Histologic studies are characterized by the presence of lipidic cells embedded in a vascular myxoid stroma.[12] Other findings include the following:
Conventional treatment of atrial myxoma is surgical removal by median sternotomy. Minithoracotomy with robotically assisted surgery has been reported, resulting in a shorter length of hospital stay, and it is considered a safe and feasible method for atrial myxoma excision.[37] The investigators did not observe any difference in the quality of life between the two strategies.[38] A case report of total endoscopic robotic resection of a left atrial myxoma in an elderly patient with persistent left superior vena cava also demonstrated good outcome.[39]
Gur and Aykac recommend resection of the myxoma with the surrounding healthy solid tissue in its root to prevent potential complications associated with the tumors, followed postoperatively by annual echocardiography to assess for possible relapse.[40]
Generally, evaluation can be performed on an outpatient basis. Following resection, obtain annual transthoracic echocardiograms to assess for recurrence of the tumor.[40]
A patient with embolic stroke requires hospitalization.
No known medical treatment exists for atrial myxoma. Drug therapy is used only for complications such as congestive heart failure or cardiac arrhythmias.
If myxoma is suspected, a cardiologist should be consulted and a cardiothoracic surgical consultation will be required for consideration of resection.
Patients with atrial myxoma do not require a special diet, and they may engage in activities as tolerated.
Operative resection of the atrial myxoma is the treatment of choice.
The surgery is associated with an early postoperative mortality of 2.2%. Postoperative atrial fibrillation is seen in 23%-33% of patients.[41, 42] In a series of 91 cases of atrial myxoma, postsurgical neurologic complications were seen in 3% of cases, and reexploration for bleeding was required in 5% of cases.[42]
In a retrospective analysis (2002-2016) of 403 patients who underwent resection of atrial myxoma, long-term outcomes included good survival (5.2% mortality in the follow-up period; mean follow-up was 4.5 years, with a range of 0.5-15 years) as well as late-onset atrial fibrillation.[43] Independent predictors of outcomes included advanced age, left atrial diameter, and mitral valve surgery.
Because of the risk of tumor fragmentation and embolization, vigorous palpation or manipulation of the myxoma should be performed only after cardioplegia.
Surgery for sporadic atrial myxoma is usually curative. Long-term prognosis is excellent. In a series of 112 patients, only 4 deaths occurred over a median follow-up of 3 years.[44] The recurrence rate is 1%-5%. Recurrence after 4 years is uncommon. The recurrence rate of familial patients is 20%-25%. Primary myxoma occurring at an atypical position is more likely to be associated with recurrence.[45]

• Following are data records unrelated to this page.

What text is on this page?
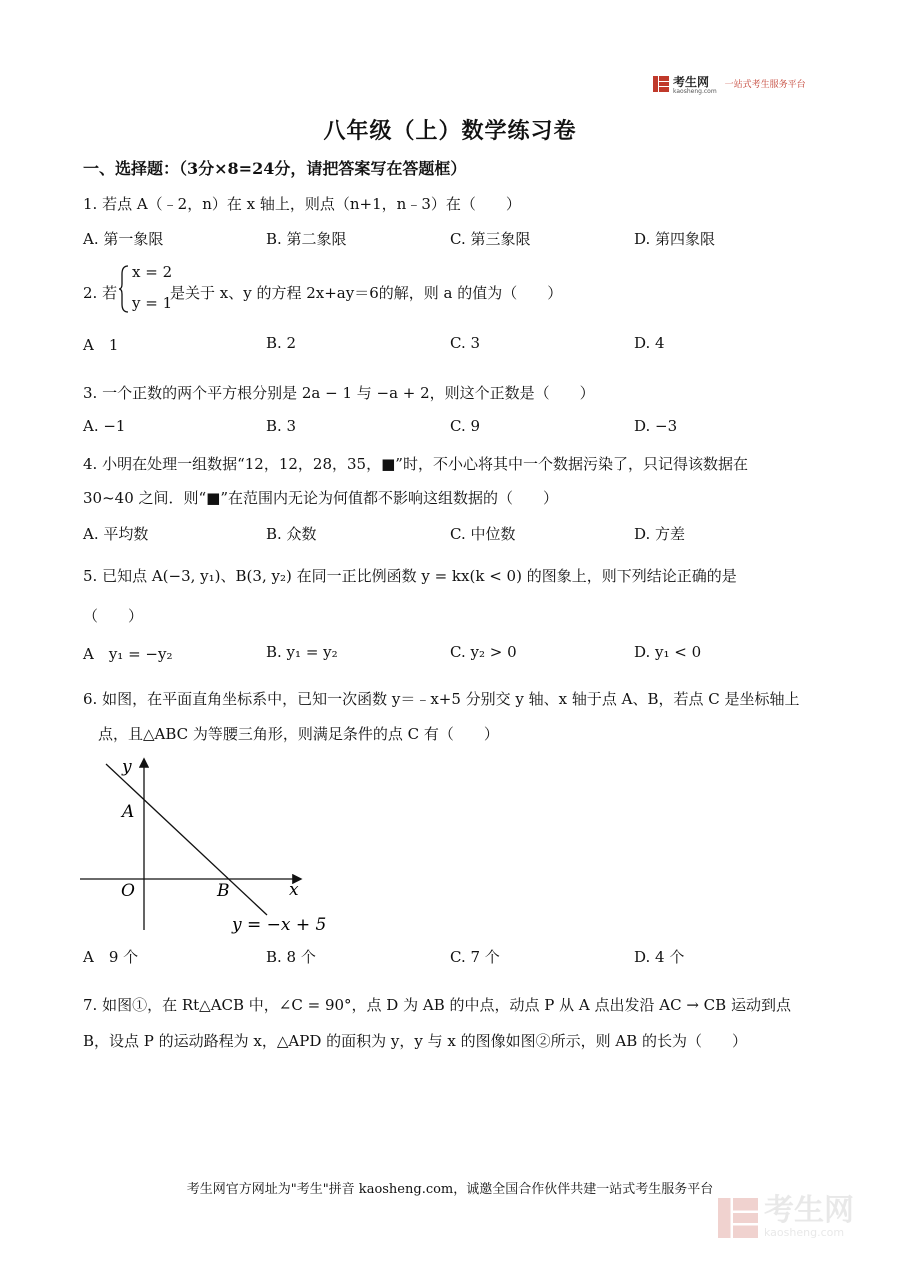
考生网
kaosheng.com
一站式考生服务平台
八年级（上）数学练习卷
一、选择题：（3分×8=24分，请把答案写在答题框）
1. 若点 A（﹣2，n）在 x 轴上，则点（n+1，n﹣3）在（　　）
A. 第一象限	B. 第二象限	C. 第三象限	D. 第四象限
2. 若
x = 2
y = 1
是关于 x、y 的方程 2x+ay＝6的解，则 a 的值为（　　）
A　1	B. 2	C. 3	D. 4
3. 一个正数的两个平方根分别是 2a − 1 与 −a + 2，则这个正数是（　　）
A. −1	B. 3	C. 9	D. −3
4. 小明在处理一组数据“12，12，28，35，■”时，不小心将其中一个数据污染了，只记得该数据在
30~40 之间．则“■”在范围内无论为何值都不影响这组数据的（　　）
A. 平均数	B. 众数	C. 中位数	D. 方差
5. 已知点 A(−3, y₁)、B(3, y₂) 在同一正比例函数 y = kx(k < 0) 的图象上，则下列结论正确的是
（　　）
A　y₁ = −y₂	B. y₁ = y₂	C. y₂ > 0	D. y₁ < 0
6. 如图，在平面直角坐标系中，已知一次函数 y＝﹣x+5 分别交 y 轴、x 轴于点 A、B，若点 C 是坐标轴上
点，且△ABC 为等腰三角形，则满足条件的点 C 有（　　）
y
A
O	B	x
y = −x + 5
A　9 个	B. 8 个	C. 7 个	D. 4 个
7. 如图①，在 Rt△ACB 中，∠C = 90°，点 D 为 AB 的中点，动点 P 从 A 点出发沿 AC → CB 运动到点
B，设点 P 的运动路程为 x，△APD 的面积为 y，y 与 x 的图像如图②所示，则 AB 的长为（　　）
考生网官方网址为"考生"拼音 kaosheng.com，诚邀全国合作伙伴共建一站式考生服务平台
考生网
kaosheng.com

In a series of 194 patients, operative mortality was 0.5%, and there was no significant difference in the long-term survival (10, 20, 30 y) when compared to an age-matched general population. Older age at operation was associated with a higher mortality, whereas younger age at diagnosis, smaller tumor dimension, and tumor localized to the ventricles were predictors of recurrence.[46]
Note the following:
In a study of 27 cases (23 myxomas) of endoscopic cardiac tumor resection using the port access approach, Deshpande et al reported that follow-up did not show any residual or recurrent tumor. This is an alternative approach that has cosmetic appeal and was appreciated by 92% of the patients.[47]

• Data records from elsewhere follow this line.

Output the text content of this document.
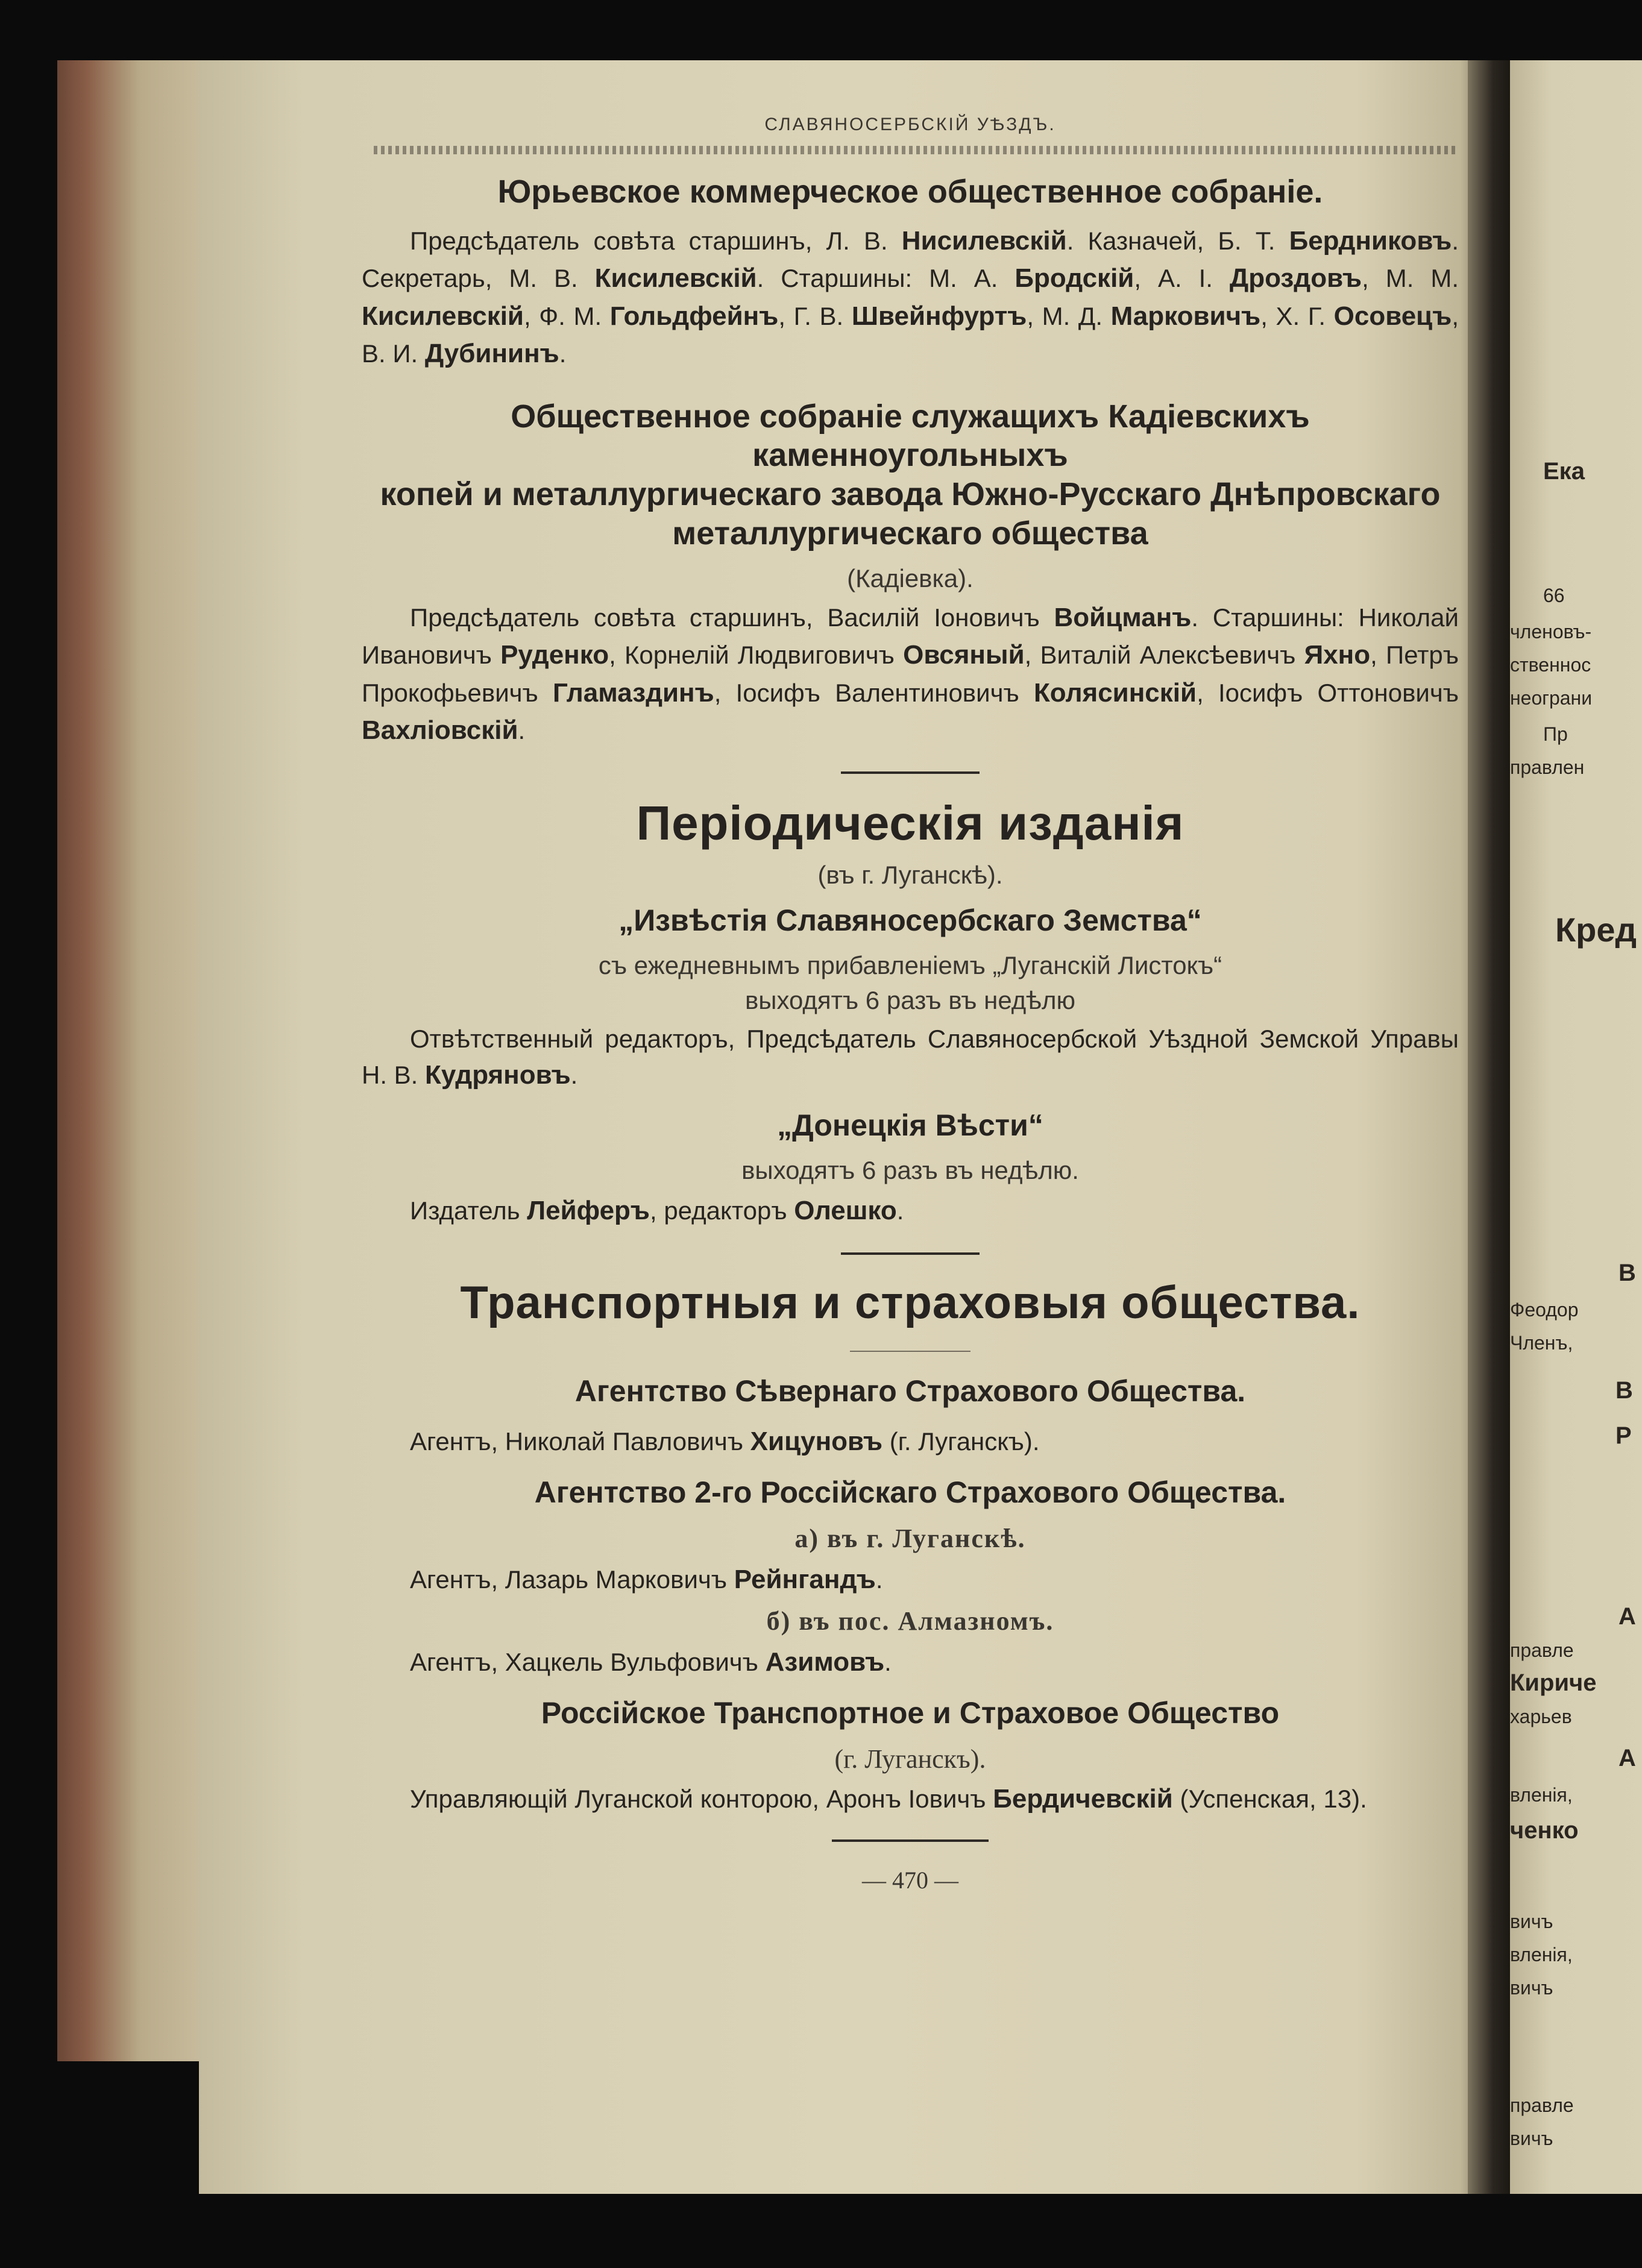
Ека
66
членовъ-
ственнос
неограни
Пр
правлен
Кред
В
Феодор
Членъ,
В
Р
А
правле
Кириче
харьев
А
вленія,
ченко
вичъ
вленія,
вичъ
правле
вичъ
СЛАВЯНОСЕРБСКІЙ УѢЗДЪ.
Юрьевское коммерческое общественное собраніе.

Предсѣдатель совѣта старшинъ, Л. В. Нисилевскій. Казначей, Б. Т. Бердниковъ. Секретарь, М. В. Кисилевскій. Старшины: М. А. Бродскій, А. І. Дроздовъ, М. М. Кисилевскій, Ф. М. Гольдфейнъ, Г. В. Швейнфуртъ, М. Д. Марковичъ, Х. Г. Осовецъ, В. И. Дубининъ.

Общественное собраніе служащихъ Кадіевскихъ каменноугольныхъ
копей и металлургическаго завода Южно-Русскаго Днѣпровскаго
металлургическаго общества
(Кадіевка).

Предсѣдатель совѣта старшинъ, Василій Іоновичъ Войцманъ. Старшины: Николай Ивановичъ Руденко, Корнелій Людвиговичъ Овсяный, Виталій Алексѣевичъ Яхно, Петръ Прокофьевичъ Гламаздинъ, Іосифъ Валентиновичъ Колясинскій, Іосифъ Оттоновичъ Вахліовскій.

Періодическія изданія
(въ г. Луганскѣ).
„Извѣстія Славяносербскаго Земства“
съ ежедневнымъ прибавленіемъ „Луганскій Листокъ“
выходятъ 6 разъ въ недѣлю

Отвѣтственный редакторъ, Предсѣдатель Славяносербской Уѣздной Земской Управы Н. В. Кудряновъ.

„Донецкія Вѣсти“
выходятъ 6 разъ въ недѣлю.

Издатель Лейферъ, редакторъ Олешко.

Транспортныя и страховыя общества.
Агентство Сѣвернаго Страхового Общества.

Агентъ, Николай Павловичъ Хицуновъ (г. Луганскъ).

Агентство 2-го Россійскаго Страхового Общества.
а) въ г. Луганскѣ.

Агентъ, Лазарь Марковичъ Рейнгандъ.

б) въ пос. Алмазномъ.

Агентъ, Хацкель Вульфовичъ Азимовъ.

Россійское Транспортное и Страховое Общество
(г. Луганскъ).

Управляющій Луганской конторою, Аронъ Іовичъ Бердичевскій (Успенская, 13).

— 470 —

In younger patients or patients with suspected Carney complex, the possibility of myxoma recurrence is high and it may be reasonable to obtain a biannual transthoracic echocardiogram to evaluate for recurrence of the tumor. However, in a report of 82 patients with a mean echocardiographic follow-up of 72 months, there were no myxoma recurrences. Therefore, the echocardiographic follow-up in all patients following surgery could be called into question.[48]